Nous nous concentrons sur la communication faite en France pour un public français, donc l’interculturalité reste présente mais en arrière-plan si la marque pour laquelle nous travaillons est internationale. Si le message de la marque est le même quel que soit le pays, nous pourrons expliquer les forces et faiblesses de son récit pour un public français, et nous nous entourerons de sémiologues spécialistes d’autres cultures s’il s’agit de mettre cette réception française en regard d’une réception chinoise par exemple.
Si vous aviez un conseil à donner aux marques et aux DirMarCom ce serait lequel ?
Les marques ont tendance à faire preuve d’ouverture, mais elles oublient parfois de se regarder.
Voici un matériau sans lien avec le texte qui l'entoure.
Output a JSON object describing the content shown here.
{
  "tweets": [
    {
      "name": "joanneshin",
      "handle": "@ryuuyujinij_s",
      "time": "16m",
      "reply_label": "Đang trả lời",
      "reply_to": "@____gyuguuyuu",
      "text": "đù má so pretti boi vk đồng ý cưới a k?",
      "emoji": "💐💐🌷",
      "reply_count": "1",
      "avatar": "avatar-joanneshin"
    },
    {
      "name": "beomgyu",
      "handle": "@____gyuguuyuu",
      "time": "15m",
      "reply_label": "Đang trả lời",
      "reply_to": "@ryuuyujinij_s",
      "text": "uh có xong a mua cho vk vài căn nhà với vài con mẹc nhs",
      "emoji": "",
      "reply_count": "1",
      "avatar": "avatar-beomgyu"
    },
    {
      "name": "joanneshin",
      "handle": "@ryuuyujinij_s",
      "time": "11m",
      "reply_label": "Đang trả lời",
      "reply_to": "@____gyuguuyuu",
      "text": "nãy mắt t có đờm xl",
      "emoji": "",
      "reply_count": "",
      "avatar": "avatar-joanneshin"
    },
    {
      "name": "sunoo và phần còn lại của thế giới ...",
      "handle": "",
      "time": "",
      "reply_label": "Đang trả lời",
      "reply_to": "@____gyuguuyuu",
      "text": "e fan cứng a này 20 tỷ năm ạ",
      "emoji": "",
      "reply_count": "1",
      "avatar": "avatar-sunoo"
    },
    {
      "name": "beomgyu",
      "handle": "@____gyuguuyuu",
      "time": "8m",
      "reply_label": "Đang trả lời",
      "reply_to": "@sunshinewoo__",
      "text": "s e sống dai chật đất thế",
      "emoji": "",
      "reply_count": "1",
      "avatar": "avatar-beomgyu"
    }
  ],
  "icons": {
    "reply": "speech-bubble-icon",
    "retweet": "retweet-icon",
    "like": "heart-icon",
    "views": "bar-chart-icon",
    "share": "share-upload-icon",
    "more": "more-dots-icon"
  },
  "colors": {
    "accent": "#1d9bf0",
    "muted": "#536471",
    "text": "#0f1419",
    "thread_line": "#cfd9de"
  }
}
Le sujet de l’égalité entre les femmes et les hommes est symptomatique : toutes les marques en parlent mais sans, souvent, prendre conscience que leurs visuels et plus généralement leurs communications peuvent signifier le contraire. Elles cherchent à intégrer ce sujet sans réfléchir à la façon dont cela peut se connecter à leur récit de marque. Il est essentiel de connaître son récit et de travailler l’expression de ce récit plutôt que de « coller » à ce qu’on suppose que son public désire. Il faut donc que les marques s’interrogent régulièrement sur ce qui les différencie des autres et comment exprimer cette différence au regard de leur identité propre et de leurs fondamentaux. Et la sémiologie a ici tout son rôle à jouer.